I'm very excited for discovery.
Didn't the Enron dataset that's now part of the Pile become public during discovery too? Some great image datasets might drop.
IANAL but documents don't become public during discovery, they only become public if they're filed with the court (unless they're sealed). The vast majority of information dredged up during discovery remains confidential.
But things like datasets are massive and structure is important. Do they retain them digitally with the same original structure or do they transform them into some kind of massive PDF?
If the experts are playing hardball then transformations of any and everything into PDFs is an effective tactic.
No. See the various state rules of civil procedure concerning the presumptive and requested form of production of electronically stored information. An example is Ariz. R. Civ. P. 26.1(c)(3).
Related, I worked at a company that had a standards body forced information sharing agreement with a competitor. One of the requirements was that documentation had to be shared.

Unfortunately, our documentation was a very well formatted with links and was searchable, making it easy to navigate. So in an act of malicious compliance, the few thousand page document was printed then scanned to low res, jpg artifact filled, crooked, but still legible, set of images that were shared as a fairly useless pdf.

The dataset is already public. That's the only reason they were able to file this time-wasting lawsuit anyway.
Why do you think it is time wasting?

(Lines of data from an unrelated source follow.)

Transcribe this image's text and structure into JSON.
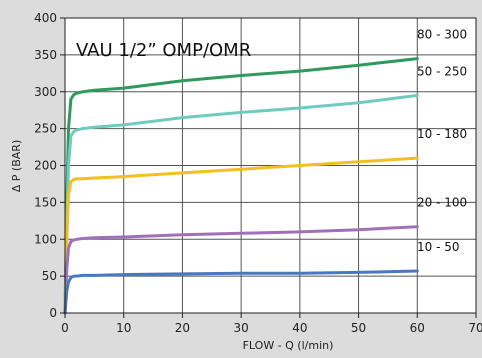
{
  "chart_data": {
    "type": "line",
    "title": "VAU 1/2” OMP/OMR",
    "xlabel": "FLOW - Q (l/min)",
    "ylabel": "Δ P (BAR)",
    "xlim": [
      0,
      70
    ],
    "ylim": [
      0,
      400
    ],
    "xticks": [
      0,
      10,
      20,
      30,
      40,
      50,
      60,
      70
    ],
    "yticks": [
      0,
      50,
      100,
      150,
      200,
      250,
      300,
      350,
      400
    ],
    "grid": true,
    "series": [
      {
        "name": "80 - 300",
        "color": "#2e9a5c",
        "x": [
          0,
          0.3,
          0.6,
          1,
          1.5,
          2,
          3,
          5,
          10,
          20,
          30,
          40,
          50,
          60
        ],
        "y": [
          0,
          150,
          250,
          290,
          296,
          298,
          300,
          302,
          305,
          315,
          322,
          328,
          336,
          345
        ]
      },
      {
        "name": "50 - 250",
        "color": "#6fcac0",
        "x": [
          0,
          0.3,
          0.6,
          1,
          1.5,
          2,
          3,
          5,
          10,
          20,
          30,
          40,
          50,
          60
        ],
        "y": [
          0,
          120,
          200,
          240,
          246,
          248,
          250,
          252,
          255,
          265,
          272,
          278,
          285,
          295
        ]
      },
      {
        "name": "10 - 180",
        "color": "#f2c020",
        "x": [
          0,
          0.3,
          0.6,
          1,
          1.5,
          2,
          3,
          5,
          10,
          20,
          30,
          40,
          50,
          60
        ],
        "y": [
          0,
          100,
          160,
          178,
          181,
          182,
          182,
          183,
          185,
          190,
          195,
          200,
          205,
          210
        ]
      },
      {
        "name": "20 - 100",
        "color": "#a070b8",
        "x": [
          0,
          0.3,
          0.6,
          1,
          1.5,
          2,
          3,
          5,
          10,
          20,
          30,
          40,
          50,
          60
        ],
        "y": [
          0,
          60,
          88,
          97,
          99,
          100,
          101,
          102,
          103,
          106,
          108,
          110,
          113,
          117
        ]
      },
      {
        "name": "10 - 50",
        "color": "#4a78c0",
        "x": [
          0,
          0.3,
          0.6,
          1,
          1.5,
          2,
          3,
          5,
          10,
          20,
          30,
          40,
          50,
          60
        ],
        "y": [
          0,
          30,
          42,
          48,
          50,
          50,
          51,
          51,
          52,
          53,
          54,
          54,
          55,
          57
        ]
      }
    ]
  }
}
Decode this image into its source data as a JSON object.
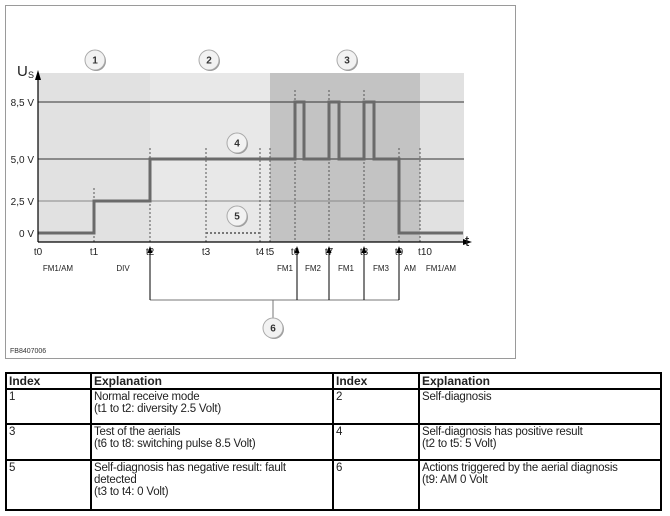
{
  "diagram": {
    "y_axis_label": "U",
    "y_axis_sub": "S",
    "x_axis_label": "t",
    "y_ticks": [
      {
        "label": "8,5 V",
        "v": 8.5
      },
      {
        "label": "5,0 V",
        "v": 5.0
      },
      {
        "label": "2,5 V",
        "v": 2.5
      },
      {
        "label": "0 V",
        "v": 0
      }
    ],
    "time_labels": [
      "t0",
      "t1",
      "t2",
      "t3",
      "t4",
      "t5",
      "t6",
      "t7",
      "t8",
      "t9",
      "t10"
    ],
    "mode_labels": [
      "FM1/AM",
      "DIV",
      "FM1",
      "FM2",
      "FM1",
      "FM3",
      "AM",
      "FM1/AM"
    ],
    "callouts": [
      "1",
      "2",
      "3",
      "4",
      "5",
      "6"
    ],
    "code": "FB8407006"
  },
  "table": {
    "headers": [
      "Index",
      "Explanation",
      "Index",
      "Explanation"
    ],
    "rows": [
      {
        "i1": "1",
        "e1": "Normal receive mode\n(t1 to t2: diversity 2.5 Volt)",
        "i2": "2",
        "e2": "Self-diagnosis"
      },
      {
        "i1": "3",
        "e1": "Test of the aerials\n(t6 to t8: switching pulse 8.5 Volt)",
        "i2": "4",
        "e2": "Self-diagnosis has positive result\n(t2 to t5: 5 Volt)"
      },
      {
        "i1": "5",
        "e1": "Self-diagnosis has negative result: fault detected\n(t3 to t4: 0 Volt)",
        "i2": "6",
        "e2": "Actions triggered by the aerial diagnosis\n(t9: AM 0 Volt"
      }
    ]
  }
}
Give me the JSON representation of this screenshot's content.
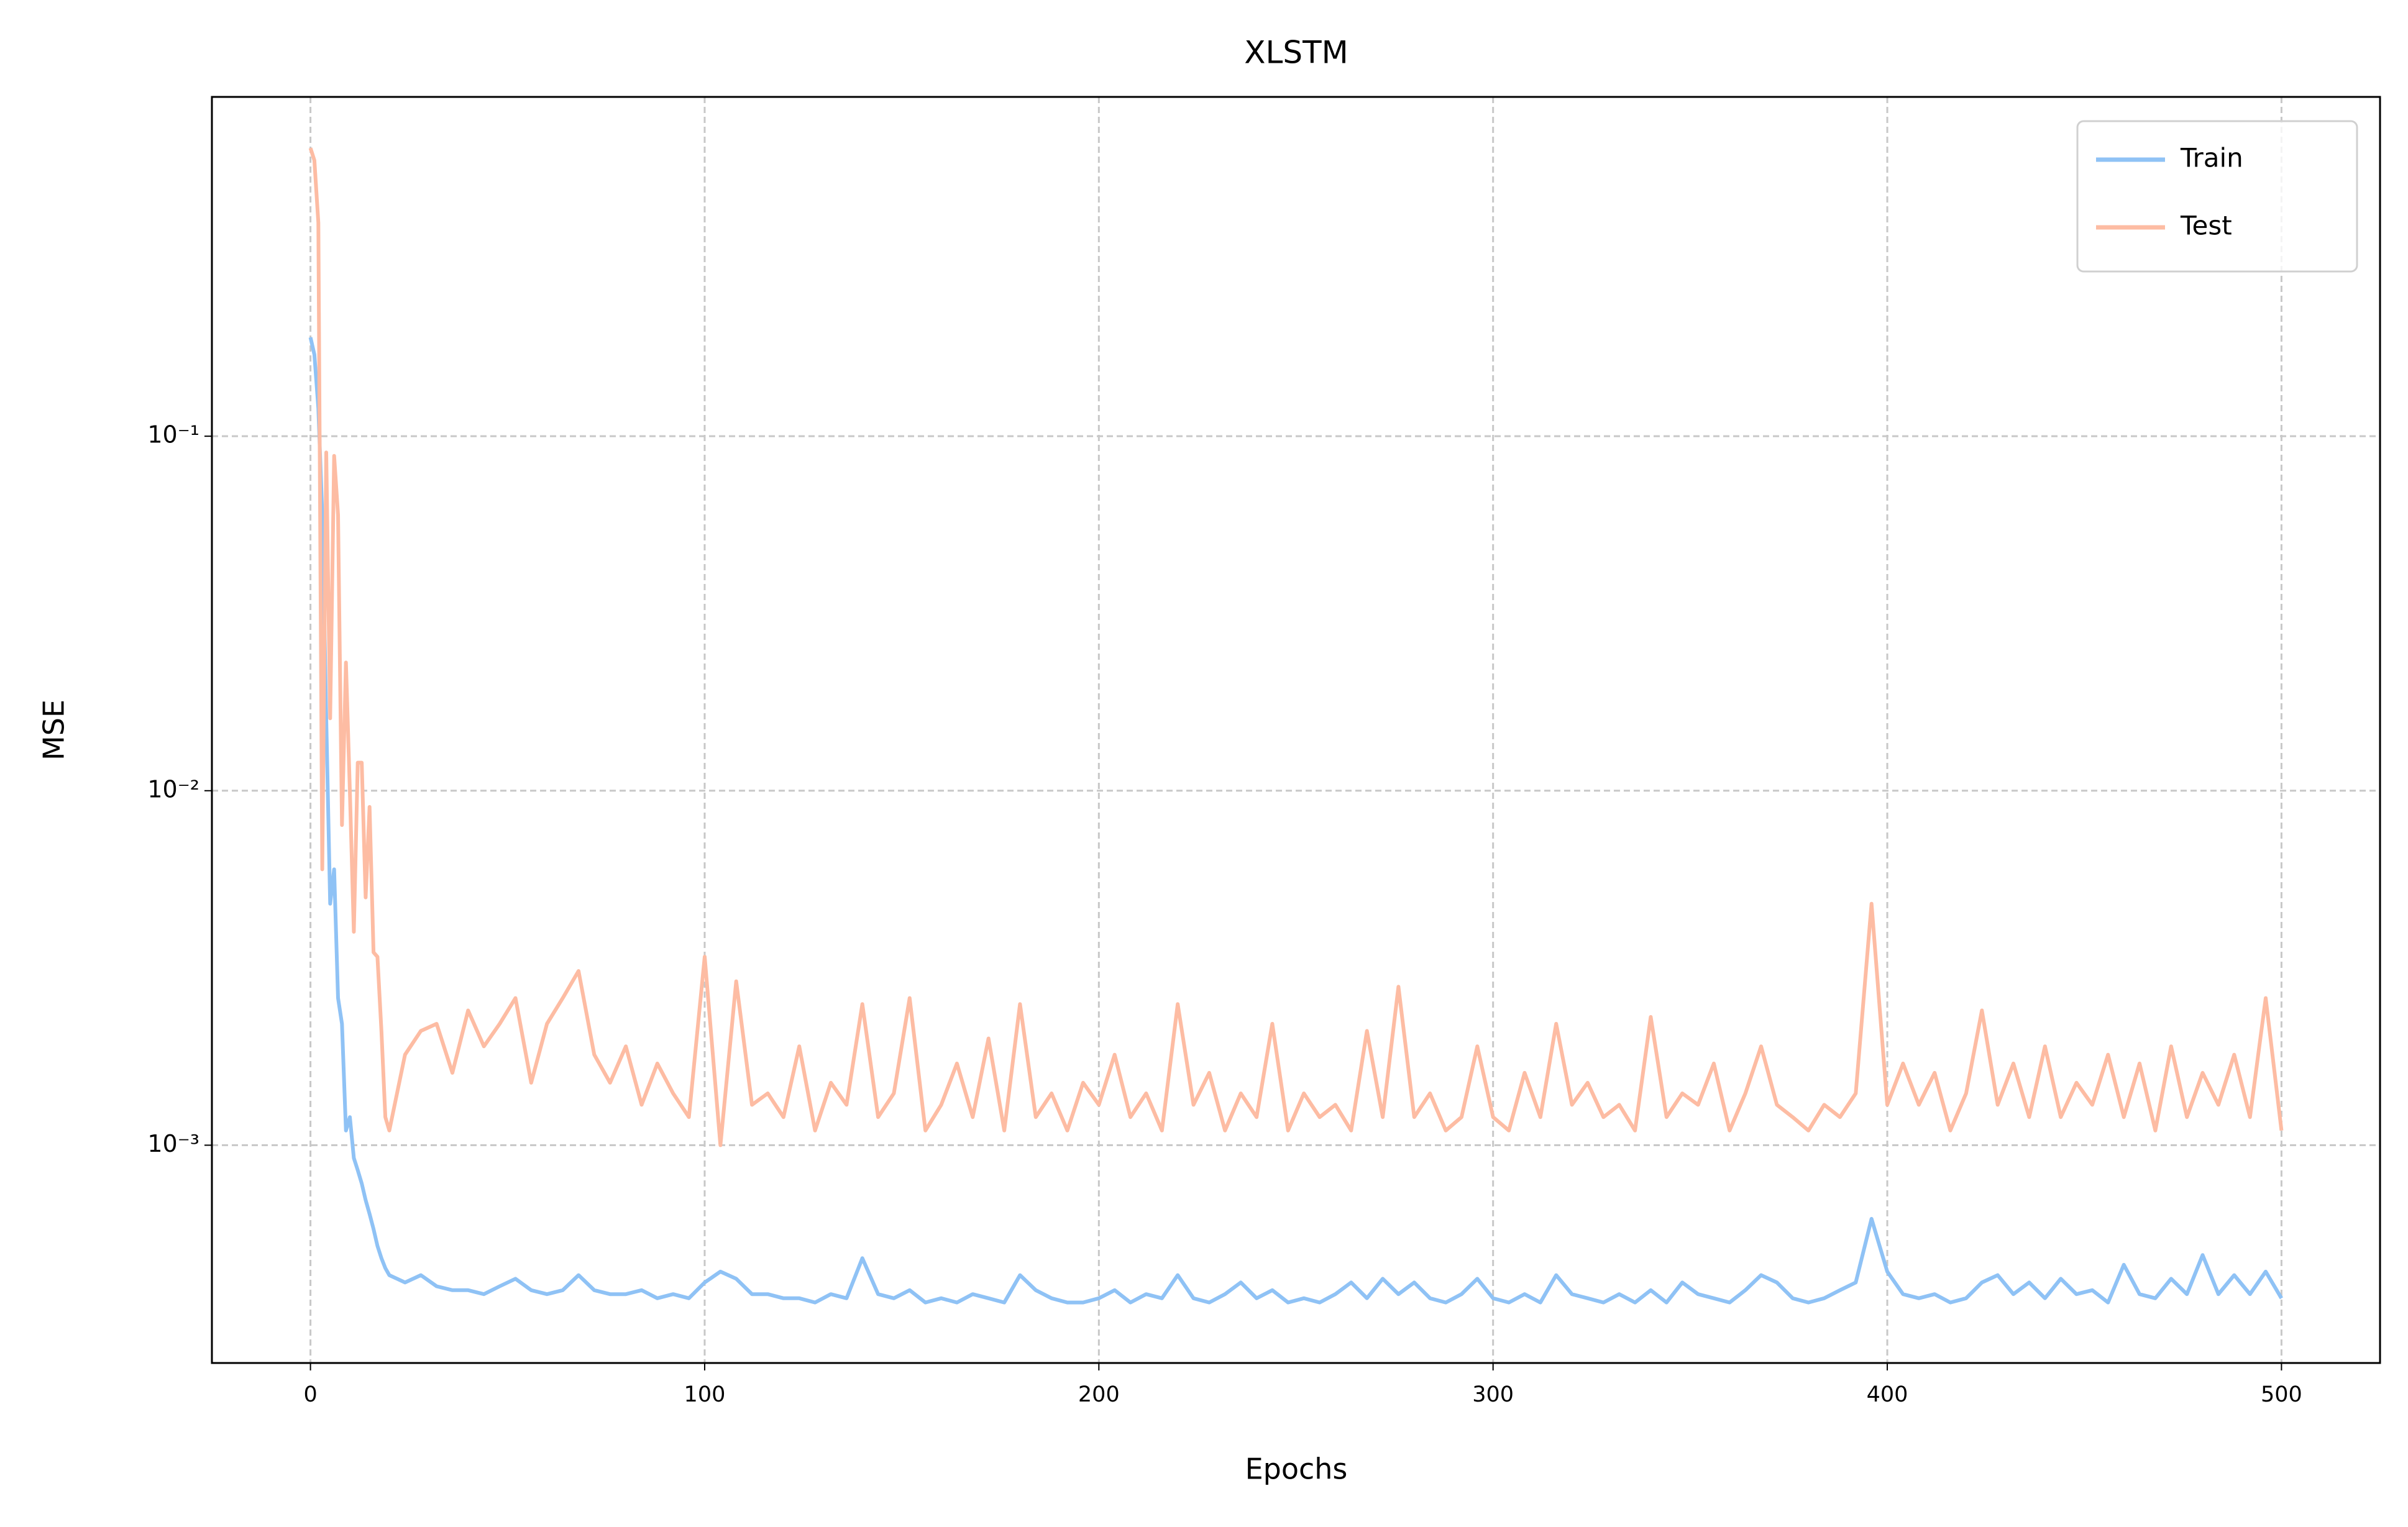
{
  "chart_data": {
    "type": "line",
    "title": "XLSTM",
    "xlabel": "Epochs",
    "ylabel": "MSE",
    "x": [
      0,
      1,
      2,
      3,
      4,
      5,
      6,
      7,
      8,
      9,
      10,
      11,
      12,
      13,
      14,
      15,
      16,
      17,
      18,
      19,
      20,
      24,
      28,
      32,
      36,
      40,
      44,
      48,
      52,
      56,
      60,
      64,
      68,
      72,
      76,
      80,
      84,
      88,
      92,
      96,
      100,
      104,
      108,
      112,
      116,
      120,
      124,
      128,
      132,
      136,
      140,
      144,
      148,
      152,
      156,
      160,
      164,
      168,
      172,
      176,
      180,
      184,
      188,
      192,
      196,
      200,
      204,
      208,
      212,
      216,
      220,
      224,
      228,
      232,
      236,
      240,
      244,
      248,
      252,
      256,
      260,
      264,
      268,
      272,
      276,
      280,
      284,
      288,
      292,
      296,
      300,
      304,
      308,
      312,
      316,
      320,
      324,
      328,
      332,
      336,
      340,
      344,
      348,
      352,
      356,
      360,
      364,
      368,
      372,
      376,
      380,
      384,
      388,
      392,
      396,
      400,
      404,
      408,
      412,
      416,
      420,
      424,
      428,
      432,
      436,
      440,
      444,
      448,
      452,
      456,
      460,
      464,
      468,
      472,
      476,
      480,
      484,
      488,
      492,
      496,
      500
    ],
    "series": [
      {
        "name": "Train",
        "color": "#8fc2f5",
        "values": [
          0.19,
          0.17,
          0.12,
          0.06,
          0.016,
          0.0048,
          0.006,
          0.0026,
          0.0022,
          0.0011,
          0.0012,
          0.00092,
          0.00085,
          0.00078,
          0.0007,
          0.00064,
          0.00058,
          0.00052,
          0.00048,
          0.00045,
          0.00043,
          0.00041,
          0.00043,
          0.0004,
          0.00039,
          0.00039,
          0.00038,
          0.0004,
          0.00042,
          0.00039,
          0.00038,
          0.00039,
          0.00043,
          0.00039,
          0.00038,
          0.00038,
          0.00039,
          0.00037,
          0.00038,
          0.00037,
          0.00041,
          0.00044,
          0.00042,
          0.00038,
          0.00038,
          0.00037,
          0.00037,
          0.00036,
          0.00038,
          0.00037,
          0.00048,
          0.00038,
          0.00037,
          0.00039,
          0.00036,
          0.00037,
          0.00036,
          0.00038,
          0.00037,
          0.00036,
          0.00043,
          0.00039,
          0.00037,
          0.00036,
          0.00036,
          0.00037,
          0.00039,
          0.00036,
          0.00038,
          0.00037,
          0.00043,
          0.00037,
          0.00036,
          0.00038,
          0.00041,
          0.00037,
          0.00039,
          0.00036,
          0.00037,
          0.00036,
          0.00038,
          0.00041,
          0.00037,
          0.00042,
          0.00038,
          0.00041,
          0.00037,
          0.00036,
          0.00038,
          0.00042,
          0.00037,
          0.00036,
          0.00038,
          0.00036,
          0.00043,
          0.00038,
          0.00037,
          0.00036,
          0.00038,
          0.00036,
          0.00039,
          0.00036,
          0.00041,
          0.00038,
          0.00037,
          0.00036,
          0.00039,
          0.00043,
          0.00041,
          0.00037,
          0.00036,
          0.00037,
          0.00039,
          0.00041,
          0.00062,
          0.00044,
          0.00038,
          0.00037,
          0.00038,
          0.00036,
          0.00037,
          0.00041,
          0.00043,
          0.00038,
          0.00041,
          0.00037,
          0.00042,
          0.00038,
          0.00039,
          0.00036,
          0.00046,
          0.00038,
          0.00037,
          0.00042,
          0.00038,
          0.00049,
          0.00038,
          0.00043,
          0.00038,
          0.00044,
          0.00037
        ]
      },
      {
        "name": "Test",
        "color": "#fdbca3",
        "values": [
          0.65,
          0.6,
          0.4,
          0.006,
          0.09,
          0.016,
          0.088,
          0.06,
          0.008,
          0.023,
          0.01,
          0.004,
          0.012,
          0.012,
          0.005,
          0.009,
          0.0035,
          0.0034,
          0.0021,
          0.0012,
          0.0011,
          0.0018,
          0.0021,
          0.0022,
          0.0016,
          0.0024,
          0.0019,
          0.0022,
          0.0026,
          0.0015,
          0.0022,
          0.0026,
          0.0031,
          0.0018,
          0.0015,
          0.0019,
          0.0013,
          0.0017,
          0.0014,
          0.0012,
          0.0034,
          0.001,
          0.0029,
          0.0013,
          0.0014,
          0.0012,
          0.0019,
          0.0011,
          0.0015,
          0.0013,
          0.0025,
          0.0012,
          0.0014,
          0.0026,
          0.0011,
          0.0013,
          0.0017,
          0.0012,
          0.002,
          0.0011,
          0.0025,
          0.0012,
          0.0014,
          0.0011,
          0.0015,
          0.0013,
          0.0018,
          0.0012,
          0.0014,
          0.0011,
          0.0025,
          0.0013,
          0.0016,
          0.0011,
          0.0014,
          0.0012,
          0.0022,
          0.0011,
          0.0014,
          0.0012,
          0.0013,
          0.0011,
          0.0021,
          0.0012,
          0.0028,
          0.0012,
          0.0014,
          0.0011,
          0.0012,
          0.0019,
          0.0012,
          0.0011,
          0.0016,
          0.0012,
          0.0022,
          0.0013,
          0.0015,
          0.0012,
          0.0013,
          0.0011,
          0.0023,
          0.0012,
          0.0014,
          0.0013,
          0.0017,
          0.0011,
          0.0014,
          0.0019,
          0.0013,
          0.0012,
          0.0011,
          0.0013,
          0.0012,
          0.0014,
          0.0048,
          0.0013,
          0.0017,
          0.0013,
          0.0016,
          0.0011,
          0.0014,
          0.0024,
          0.0013,
          0.0017,
          0.0012,
          0.0019,
          0.0012,
          0.0015,
          0.0013,
          0.0018,
          0.0012,
          0.0017,
          0.0011,
          0.0019,
          0.0012,
          0.0016,
          0.0013,
          0.0018,
          0.0012,
          0.0026,
          0.0011
        ]
      }
    ],
    "xlim": [
      -25,
      525
    ],
    "xticks": [
      0,
      100,
      200,
      300,
      400,
      500
    ],
    "ylim": [
      0.000243,
      0.906
    ],
    "log_y": true,
    "yticks": [
      {
        "value": 0.001,
        "label": "10⁻³"
      },
      {
        "value": 0.01,
        "label": "10⁻²"
      },
      {
        "value": 0.1,
        "label": "10⁻¹"
      }
    ],
    "grid": true,
    "legend": "upper right"
  }
}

Is it because of the wasted time of all the artists having gone to the bother of producing art that can now be approximated at the press of a button?
It's a waste of time because the majority of their claims were poorly constructed, disingenuous, and subsequently thrown out.

All this has done is incentivize AI research companies to be even more closed and opaque.

And that will get them more lawsuits until some judge has had enough of their tricks and forces something drastic.
Will the plaintiffs get similar relief to the one IP holders got from Megaupload, I wonder?